MUMBAI: Writer-director Shonali Bose’s award-winning Indian film Amu will have its US theatre release on 25 May 2007 at New York City’s Cinema Village and ImaginAsian.

The film will open in Los Angeles on 15 June 2007 at the Laemmle Music Hall and the Fallbrook.

Bose’s feature film debut presents a contemporary and politically volatile tale of a young Indian-American woman’s search for the truth about her past. Amu has screened at film festivals worldwide, earning numerous awards and honors, including two National Awards of India, for Best English Language Film and Best Director.

The protagonist Kaju Roy has returned to India to visit her relatives and spends much of her time touring Delhi with college student Kabir. As she visits the slums and crowded markets of the capital city, Kaju experiences haunting feelings of deja vu.
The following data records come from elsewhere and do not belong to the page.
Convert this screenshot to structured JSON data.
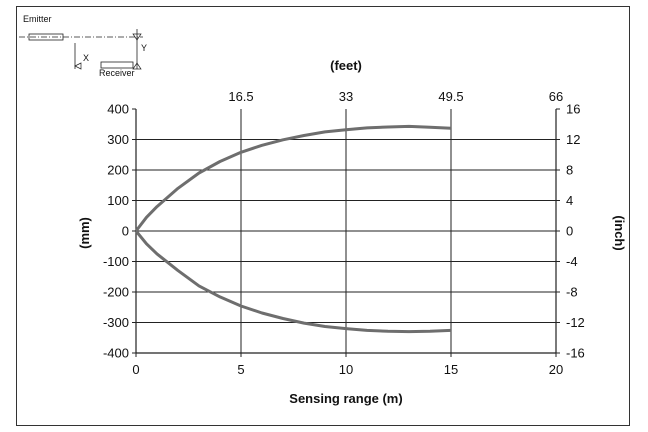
{
  "diagram": {
    "emitter_label": "Emitter",
    "receiver_label": "Receiver",
    "x_label": "X",
    "y_label": "Y"
  },
  "chart_data": {
    "type": "line",
    "title": "",
    "xlabel": "Sensing range (m)",
    "ylabel": "(mm)",
    "x2label": "(feet)",
    "y2label": "(inch)",
    "xlim": [
      0,
      20
    ],
    "ylim": [
      -400,
      400
    ],
    "x_ticks": [
      0,
      5,
      10,
      15,
      20
    ],
    "y_ticks": [
      400,
      300,
      200,
      100,
      0,
      -100,
      -200,
      -300,
      -400
    ],
    "x2_ticks": [
      "16.5",
      "33",
      "49.5",
      "66"
    ],
    "x2_tick_m": [
      5,
      10,
      15,
      20
    ],
    "y2_ticks": [
      "16",
      "12",
      "8",
      "4",
      "0",
      "-4",
      "-8",
      "-12",
      "-16"
    ],
    "grid": "vertical at major x ticks, horizontal at major y ticks",
    "line_color": "#6e6e6e",
    "series": [
      {
        "x": [
          0,
          0.5,
          1,
          2,
          3,
          4,
          5,
          6,
          7,
          8,
          9,
          10,
          11,
          12,
          13,
          14,
          15
        ],
        "values": [
          0,
          45,
          80,
          140,
          190,
          228,
          258,
          281,
          299,
          313,
          325,
          332,
          338,
          341,
          343,
          340,
          337
        ]
      },
      {
        "x": [
          0,
          0.5,
          1,
          2,
          3,
          4,
          5,
          6,
          7,
          8,
          9,
          10,
          11,
          12,
          13,
          14,
          15
        ],
        "values": [
          0,
          -42,
          -75,
          -130,
          -180,
          -216,
          -246,
          -269,
          -287,
          -302,
          -313,
          -320,
          -326,
          -329,
          -330,
          -329,
          -326
        ]
      }
    ]
  }
}
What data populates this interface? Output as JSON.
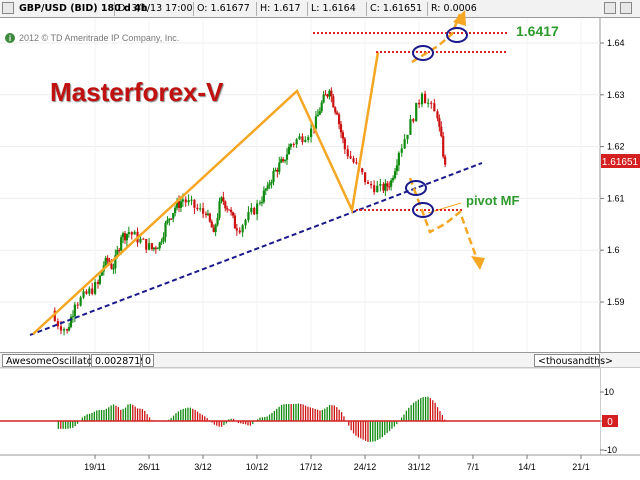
{
  "header": {
    "symbol": "GBP/USD (BID) 180 d 4h",
    "date": "D: 3/1/13 17:00",
    "open": "O: 1.61677",
    "high": "H: 1.617",
    "low": "L: 1.6164",
    "close": "C: 1.61651",
    "range": "R: 0.0006"
  },
  "copyright": "2012 © TD Ameritrade IP Company, Inc.",
  "watermark": "Masterforex-V",
  "annotations": {
    "level_label": "1.6417",
    "pivot_label": "pivot MF"
  },
  "price_badge": "1.61651",
  "oscillator": {
    "name": "AwesomeOscillator",
    "value": "0.0028719",
    "extra": "0",
    "units": "<thousandths>",
    "zero_badge": "0"
  },
  "colors": {
    "up": "#0f8a0f",
    "down": "#cc1111",
    "pattern": "#f5a623",
    "trend": "#1a1a8c",
    "level": "#dd2222",
    "watermark": "#c01010"
  },
  "chart_data": [
    {
      "type": "candlestick",
      "title": "GBP/USD (BID) 180 d 4h",
      "x_tick_labels": [
        "19/11",
        "26/11",
        "3/12",
        "10/12",
        "17/12",
        "24/12",
        "31/12",
        "7/1",
        "14/1",
        "21/1"
      ],
      "y_ticks": [
        1.59,
        1.6,
        1.61,
        1.62,
        1.63,
        1.64
      ],
      "ylim": [
        1.583,
        1.647
      ],
      "last_price": 1.61651,
      "series": [
        {
          "name": "close",
          "x": [
            "2012-11-13",
            "2012-11-15",
            "2012-11-16",
            "2012-11-19",
            "2012-11-20",
            "2012-11-21",
            "2012-11-22",
            "2012-11-23",
            "2012-11-26",
            "2012-11-27",
            "2012-11-28",
            "2012-11-29",
            "2012-11-30",
            "2012-12-03",
            "2012-12-04",
            "2012-12-05",
            "2012-12-06",
            "2012-12-07",
            "2012-12-10",
            "2012-12-11",
            "2012-12-12",
            "2012-12-13",
            "2012-12-14",
            "2012-12-17",
            "2012-12-18",
            "2012-12-19",
            "2012-12-20",
            "2012-12-21",
            "2012-12-24",
            "2012-12-26",
            "2012-12-27",
            "2012-12-28",
            "2012-12-31",
            "2013-01-02",
            "2013-01-03"
          ],
          "values": [
            1.5868,
            1.5845,
            1.5895,
            1.5935,
            1.5985,
            1.5965,
            1.6025,
            1.6035,
            1.6002,
            1.6015,
            1.6058,
            1.6082,
            1.6098,
            1.6068,
            1.6035,
            1.6102,
            1.6078,
            1.6038,
            1.6092,
            1.6125,
            1.6155,
            1.6172,
            1.6205,
            1.6235,
            1.6285,
            1.6308,
            1.6262,
            1.6195,
            1.6128,
            1.6115,
            1.6135,
            1.6188,
            1.6302,
            1.6255,
            1.61651
          ]
        }
      ],
      "annotations": [
        {
          "type": "level",
          "value": 1.6417,
          "label": "1.6417"
        },
        {
          "type": "level",
          "value": 1.6374
        },
        {
          "type": "level",
          "value": 1.6077,
          "label": "pivot MF"
        },
        {
          "type": "trendline",
          "from": [
            "2012-11-14",
            1.5836
          ],
          "to": [
            "2013-01-05",
            1.6165
          ]
        }
      ]
    },
    {
      "type": "bar",
      "title": "AwesomeOscillator",
      "ylabel": "<thousandths>",
      "y_ticks": [
        -10,
        0,
        10
      ],
      "ylim": [
        -12,
        16
      ],
      "current_value": 0.0028719
    }
  ]
}
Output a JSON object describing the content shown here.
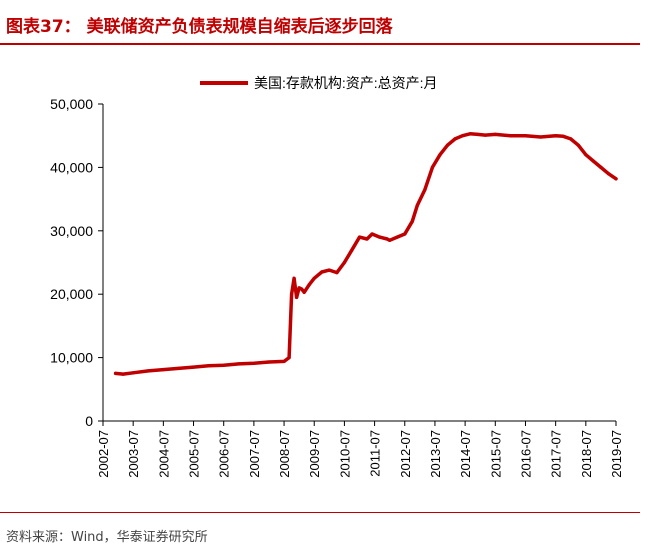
{
  "header": {
    "title": "图表37：  美联储资产负债表规模自缩表后逐步回落"
  },
  "source": {
    "text": "资料来源：Wind，华泰证券研究所"
  },
  "colors": {
    "accent": "#c00000",
    "series": "#c00000"
  },
  "chart_data": {
    "type": "line",
    "title": "",
    "xlabel": "",
    "ylabel": "",
    "ylim": [
      0,
      50000
    ],
    "yticks": [
      "0",
      "10,000",
      "20,000",
      "30,000",
      "40,000",
      "50,000"
    ],
    "xticks": [
      "2002-07",
      "2003-07",
      "2004-07",
      "2005-07",
      "2006-07",
      "2007-07",
      "2008-07",
      "2009-07",
      "2010-07",
      "2011-07",
      "2012-07",
      "2013-07",
      "2014-07",
      "2015-07",
      "2016-07",
      "2017-07",
      "2018-07",
      "2019-07"
    ],
    "legend": {
      "placement": "top-center",
      "label": "美国:存款机构:资产:总资产:月"
    },
    "grid": false,
    "series": [
      {
        "name": "美国:存款机构:资产:总资产:月",
        "x": [
          "2002-12",
          "2003-03",
          "2003-07",
          "2004-01",
          "2004-07",
          "2005-01",
          "2005-07",
          "2006-01",
          "2006-07",
          "2007-01",
          "2007-07",
          "2008-01",
          "2008-07",
          "2008-09",
          "2008-10",
          "2008-11",
          "2008-12",
          "2009-01",
          "2009-02",
          "2009-03",
          "2009-05",
          "2009-07",
          "2009-10",
          "2010-01",
          "2010-04",
          "2010-07",
          "2010-10",
          "2011-01",
          "2011-04",
          "2011-06",
          "2011-09",
          "2011-12",
          "2012-01",
          "2012-04",
          "2012-07",
          "2012-10",
          "2012-12",
          "2013-03",
          "2013-06",
          "2013-09",
          "2013-12",
          "2014-03",
          "2014-06",
          "2014-09",
          "2014-12",
          "2015-03",
          "2015-07",
          "2016-01",
          "2016-07",
          "2017-01",
          "2017-07",
          "2017-10",
          "2018-01",
          "2018-04",
          "2018-07",
          "2018-10",
          "2019-01",
          "2019-04",
          "2019-07"
        ],
        "values": [
          7500,
          7400,
          7600,
          7900,
          8100,
          8300,
          8500,
          8700,
          8800,
          9000,
          9100,
          9300,
          9400,
          10000,
          20000,
          22500,
          19500,
          21000,
          20800,
          20300,
          21500,
          22500,
          23500,
          23800,
          23400,
          25000,
          27000,
          29000,
          28700,
          29500,
          29000,
          28700,
          28500,
          29000,
          29500,
          31500,
          34000,
          36500,
          40000,
          42000,
          43500,
          44500,
          45000,
          45300,
          45200,
          45100,
          45200,
          45000,
          45000,
          44800,
          45000,
          44900,
          44500,
          43500,
          42000,
          41000,
          40000,
          39000,
          38200
        ]
      }
    ]
  }
}
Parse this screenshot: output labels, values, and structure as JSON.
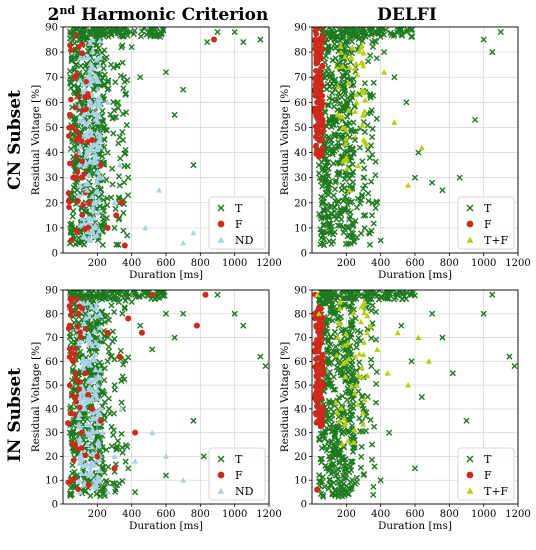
{
  "figure": {
    "col_titles": [
      "2nd Harmonic Criterion",
      "DELFI"
    ],
    "row_titles": [
      "CN Subset",
      "IN Subset"
    ]
  },
  "colors": {
    "T": "#1f7a1f",
    "F": "#cc2a1a",
    "ND": "#a9d2e6",
    "TF": "#b8cc10"
  },
  "chart_data": [
    {
      "type": "scatter",
      "id": "cn-harmonic",
      "panel_title": "2nd Harmonic Criterion",
      "row": "CN Subset",
      "xlabel": "Duration [ms]",
      "ylabel": "Residual Voltage [%]",
      "xlim": [
        0,
        1200
      ],
      "ylim": [
        0,
        90
      ],
      "xticks": [
        200,
        400,
        600,
        800,
        1000,
        1200
      ],
      "yticks": [
        0,
        10,
        20,
        30,
        40,
        50,
        60,
        70,
        80,
        90
      ],
      "grid": true,
      "legend_position": "bottom-right",
      "series": [
        {
          "name": "T",
          "marker": "x",
          "points": [
            [
              60,
              88
            ],
            [
              120,
              85
            ],
            [
              200,
              80
            ],
            [
              280,
              75
            ],
            [
              320,
              60
            ],
            [
              350,
              45
            ],
            [
              380,
              30
            ],
            [
              400,
              82
            ],
            [
              450,
              70
            ],
            [
              520,
              88
            ],
            [
              600,
              72
            ],
            [
              650,
              55
            ],
            [
              700,
              65
            ],
            [
              760,
              35
            ],
            [
              840,
              84
            ],
            [
              900,
              88
            ],
            [
              1000,
              88
            ],
            [
              1050,
              84
            ],
            [
              1150,
              85
            ],
            [
              230,
              15
            ],
            [
              300,
              10
            ],
            [
              260,
              40
            ],
            [
              180,
              65
            ]
          ]
        },
        {
          "name": "F",
          "marker": "o",
          "points": [
            [
              40,
              55
            ],
            [
              55,
              50
            ],
            [
              60,
              30
            ],
            [
              70,
              70
            ],
            [
              80,
              45
            ],
            [
              90,
              82
            ],
            [
              110,
              30
            ],
            [
              130,
              62
            ],
            [
              150,
              20
            ],
            [
              170,
              45
            ],
            [
              220,
              35
            ],
            [
              260,
              10
            ],
            [
              310,
              15
            ],
            [
              340,
              20
            ],
            [
              360,
              3
            ],
            [
              880,
              85
            ]
          ]
        },
        {
          "name": "ND",
          "marker": "^",
          "points": [
            [
              100,
              40
            ],
            [
              120,
              55
            ],
            [
              140,
              25
            ],
            [
              160,
              70
            ],
            [
              180,
              10
            ],
            [
              200,
              48
            ],
            [
              230,
              30
            ],
            [
              260,
              60
            ],
            [
              300,
              20
            ],
            [
              330,
              35
            ],
            [
              480,
              10
            ],
            [
              560,
              25
            ],
            [
              700,
              4
            ],
            [
              760,
              8
            ]
          ]
        }
      ]
    },
    {
      "type": "scatter",
      "id": "cn-delfi",
      "panel_title": "DELFI",
      "row": "CN Subset",
      "xlabel": "Duration [ms]",
      "ylabel": "Residual Voltage [%]",
      "xlim": [
        0,
        1200
      ],
      "ylim": [
        0,
        90
      ],
      "xticks": [
        200,
        400,
        600,
        800,
        1000,
        1200
      ],
      "yticks": [
        0,
        10,
        20,
        30,
        40,
        50,
        60,
        70,
        80,
        90
      ],
      "grid": true,
      "legend_position": "bottom-right",
      "series": [
        {
          "name": "T",
          "marker": "x",
          "points": [
            [
              60,
              88
            ],
            [
              150,
              75
            ],
            [
              200,
              60
            ],
            [
              250,
              45
            ],
            [
              300,
              30
            ],
            [
              350,
              15
            ],
            [
              420,
              80
            ],
            [
              480,
              70
            ],
            [
              550,
              60
            ],
            [
              600,
              30
            ],
            [
              620,
              40
            ],
            [
              700,
              28
            ],
            [
              760,
              25
            ],
            [
              860,
              30
            ],
            [
              950,
              53
            ],
            [
              1000,
              85
            ],
            [
              1050,
              80
            ],
            [
              1100,
              88
            ],
            [
              400,
              5
            ],
            [
              380,
              20
            ]
          ]
        },
        {
          "name": "F",
          "marker": "o",
          "points": [
            [
              20,
              85
            ],
            [
              25,
              70
            ],
            [
              30,
              60
            ],
            [
              35,
              50
            ],
            [
              40,
              40
            ],
            [
              45,
              78
            ],
            [
              50,
              66
            ],
            [
              55,
              55
            ],
            [
              60,
              45
            ]
          ]
        },
        {
          "name": "T+F",
          "marker": "^",
          "points": [
            [
              150,
              55
            ],
            [
              180,
              50
            ],
            [
              200,
              38
            ],
            [
              220,
              25
            ],
            [
              260,
              60
            ],
            [
              300,
              45
            ],
            [
              420,
              72
            ],
            [
              480,
              52
            ],
            [
              560,
              27
            ],
            [
              640,
              42
            ]
          ]
        }
      ]
    },
    {
      "type": "scatter",
      "id": "in-harmonic",
      "panel_title": "",
      "row": "IN Subset",
      "xlabel": "Duration [ms]",
      "ylabel": "Residual Voltage [%]",
      "xlim": [
        0,
        1200
      ],
      "ylim": [
        0,
        90
      ],
      "xticks": [
        200,
        400,
        600,
        800,
        1000,
        1200
      ],
      "yticks": [
        0,
        10,
        20,
        30,
        40,
        50,
        60,
        70,
        80,
        90
      ],
      "grid": true,
      "legend_position": "bottom-right",
      "series": [
        {
          "name": "T",
          "marker": "x",
          "points": [
            [
              60,
              88
            ],
            [
              130,
              80
            ],
            [
              200,
              70
            ],
            [
              260,
              60
            ],
            [
              300,
              50
            ],
            [
              350,
              40
            ],
            [
              400,
              85
            ],
            [
              450,
              75
            ],
            [
              520,
              65
            ],
            [
              600,
              80
            ],
            [
              650,
              70
            ],
            [
              700,
              80
            ],
            [
              760,
              35
            ],
            [
              820,
              20
            ],
            [
              900,
              88
            ],
            [
              1000,
              80
            ],
            [
              1050,
              75
            ],
            [
              1150,
              62
            ],
            [
              1180,
              58
            ],
            [
              380,
              15
            ],
            [
              420,
              5
            ],
            [
              600,
              12
            ]
          ]
        },
        {
          "name": "F",
          "marker": "o",
          "points": [
            [
              30,
              34
            ],
            [
              40,
              75
            ],
            [
              50,
              10
            ],
            [
              60,
              60
            ],
            [
              70,
              25
            ],
            [
              80,
              45
            ],
            [
              90,
              80
            ],
            [
              110,
              30
            ],
            [
              130,
              55
            ],
            [
              150,
              8
            ],
            [
              170,
              40
            ],
            [
              200,
              20
            ],
            [
              220,
              35
            ],
            [
              260,
              72
            ],
            [
              300,
              15
            ],
            [
              330,
              62
            ],
            [
              380,
              78
            ],
            [
              420,
              30
            ],
            [
              460,
              72
            ],
            [
              520,
              88
            ],
            [
              780,
              75
            ],
            [
              830,
              88
            ]
          ]
        },
        {
          "name": "ND",
          "marker": "^",
          "points": [
            [
              100,
              45
            ],
            [
              120,
              60
            ],
            [
              140,
              25
            ],
            [
              160,
              70
            ],
            [
              180,
              10
            ],
            [
              200,
              50
            ],
            [
              230,
              30
            ],
            [
              260,
              5
            ],
            [
              300,
              20
            ],
            [
              340,
              40
            ],
            [
              420,
              18
            ],
            [
              520,
              30
            ],
            [
              600,
              20
            ],
            [
              700,
              10
            ]
          ]
        }
      ]
    },
    {
      "type": "scatter",
      "id": "in-delfi",
      "panel_title": "",
      "row": "IN Subset",
      "xlabel": "Duration [ms]",
      "ylabel": "Residual Voltage [%]",
      "xlim": [
        0,
        1200
      ],
      "ylim": [
        0,
        90
      ],
      "xticks": [
        200,
        400,
        600,
        800,
        1000,
        1200
      ],
      "yticks": [
        0,
        10,
        20,
        30,
        40,
        50,
        60,
        70,
        80,
        90
      ],
      "grid": true,
      "legend_position": "bottom-right",
      "series": [
        {
          "name": "T",
          "marker": "x",
          "points": [
            [
              70,
              88
            ],
            [
              150,
              78
            ],
            [
              200,
              65
            ],
            [
              260,
              50
            ],
            [
              300,
              40
            ],
            [
              350,
              25
            ],
            [
              400,
              10
            ],
            [
              450,
              88
            ],
            [
              520,
              75
            ],
            [
              580,
              60
            ],
            [
              640,
              45
            ],
            [
              700,
              80
            ],
            [
              760,
              70
            ],
            [
              820,
              55
            ],
            [
              900,
              35
            ],
            [
              1000,
              80
            ],
            [
              1050,
              88
            ],
            [
              1150,
              62
            ],
            [
              1180,
              58
            ],
            [
              600,
              15
            ],
            [
              450,
              30
            ]
          ]
        },
        {
          "name": "F",
          "marker": "o",
          "points": [
            [
              20,
              88
            ],
            [
              25,
              75
            ],
            [
              30,
              65
            ],
            [
              35,
              55
            ],
            [
              40,
              45
            ],
            [
              45,
              35
            ],
            [
              50,
              82
            ],
            [
              55,
              70
            ],
            [
              60,
              58
            ],
            [
              30,
              6
            ]
          ]
        },
        {
          "name": "T+F",
          "marker": "^",
          "points": [
            [
              30,
              88
            ],
            [
              40,
              80
            ],
            [
              150,
              70
            ],
            [
              200,
              60
            ],
            [
              260,
              50
            ],
            [
              320,
              72
            ],
            [
              380,
              65
            ],
            [
              440,
              55
            ],
            [
              500,
              72
            ],
            [
              560,
              50
            ],
            [
              620,
              70
            ],
            [
              680,
              60
            ]
          ]
        }
      ]
    }
  ]
}
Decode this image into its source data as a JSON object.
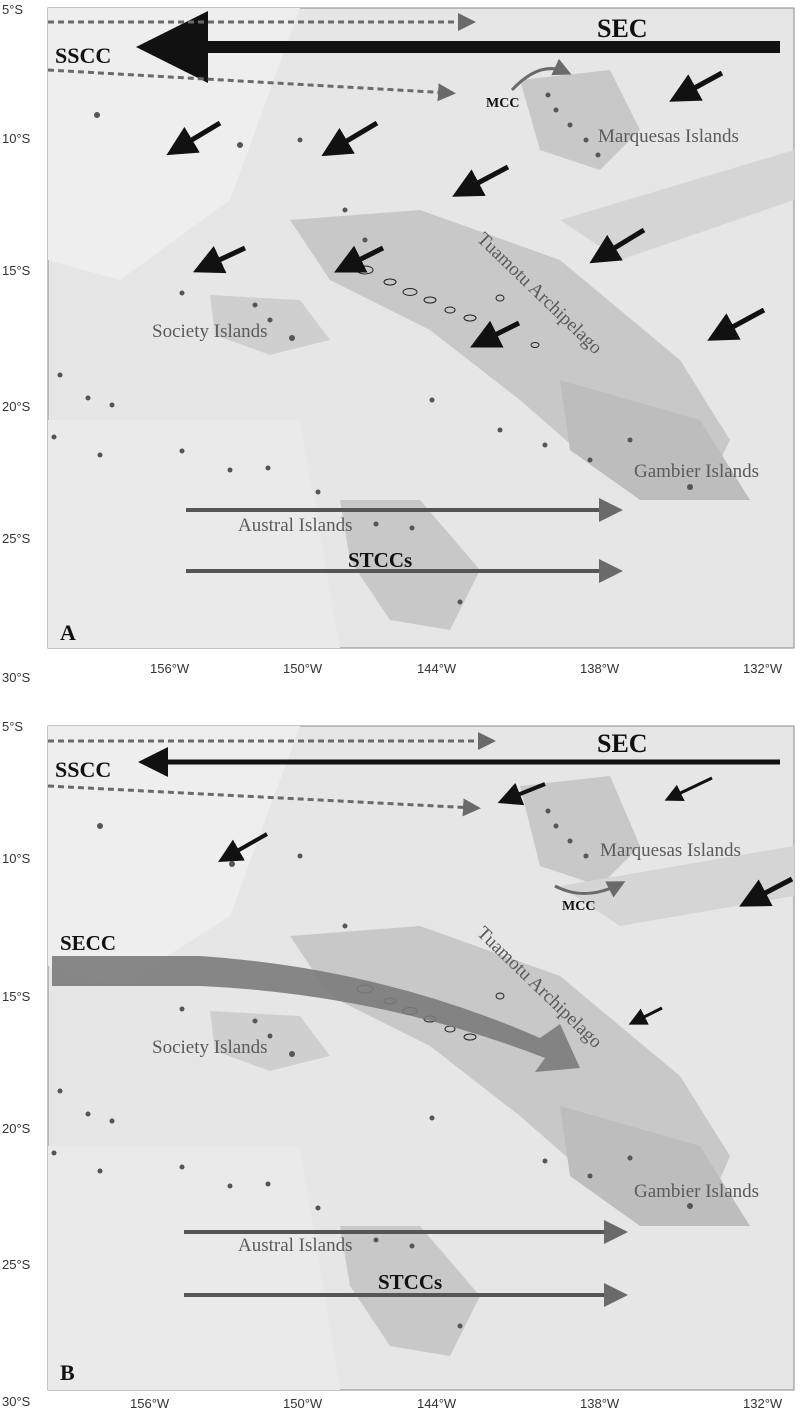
{
  "panels": [
    {
      "letter": "A",
      "lat_labels": [
        "5°S",
        "10°S",
        "15°S",
        "20°S",
        "25°S",
        "30°S"
      ],
      "lon_labels": [
        "156°W",
        "150°W",
        "144°W",
        "138°W",
        "132°W"
      ],
      "islands": {
        "marquesas": "Marquesas Islands",
        "tuamotu": "Tuamotu Archipelago",
        "society": "Society Islands",
        "gambier": "Gambier Islands",
        "austral": "Austral Islands"
      },
      "currents": {
        "sec": "SEC",
        "sscc": "SSCC",
        "mcc": "MCC",
        "stccs": "STCCs"
      }
    },
    {
      "letter": "B",
      "lat_labels": [
        "5°S",
        "10°S",
        "15°S",
        "20°S",
        "25°S",
        "30°S"
      ],
      "lon_labels": [
        "156°W",
        "150°W",
        "144°W",
        "138°W",
        "132°W"
      ],
      "islands": {
        "marquesas": "Marquesas Islands",
        "tuamotu": "Tuamotu Archipelago",
        "society": "Society Islands",
        "gambier": "Gambier Islands",
        "austral": "Austral Islands"
      },
      "currents": {
        "sec": "SEC",
        "sscc": "SSCC",
        "mcc": "MCC",
        "stccs": "STCCs",
        "secc": "SECC"
      }
    }
  ],
  "colors": {
    "ocean_deep": "#e3e3e3",
    "ocean_light": "#eeeeee",
    "shelf": "#c9c9c9",
    "ridge": "#b3b3b3",
    "arrow_black": "#111111",
    "arrow_gray": "#6a6a6a",
    "secc_band": "#7b7b7b"
  }
}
Compelled by her startling visions, she investigates the circumstances of her birth parents’ death and her own adoption. Against the pleas of her adopted mother, Kaju – torn between being Indian and American, between her loving adopted family and the faded memories of her birth parents – embarks on an emotional journey for answers as to her identity. Though hindered by long-held secrets and witnesses who refuse to revisit the past, Kaju’s difficult search for the truth brings to light surprising revelations from those closest to her and draws her unexpectedly nearer to a tragic event in India ‘s history.  Bose’s subtle pacing and deft storytelling skills bring the film to a startling conclusion.

Born and raised in India before receiving her MFA in directing from UCLA, filmmaker Shonali Bose has a personal connection to the controversial subject matter of her film. A 19-year-old student at the time of the Delhi riots, Bose worked in the relief camps where she heard the horror stories of the victims. She then worked as an activist after her move to the United States, where she met activist and scientist Bedabrata Pain.

Pain was also deeply involved in the movement for justice for the ’84 victims, and they had no doubt that the massacre would be the subject of Bose’s first feature film. After three years of debilitating rejections – investors were convinced that a film on ’84 should not be made – it was Bedabrata’s invention of the technology used to make the world’s smallest camera which provided seed money for Amu. Bose’s previous film credits include the narrative short films The Gendarme is Here and Undocumented, and a feature-length documentary Lifting the Veil.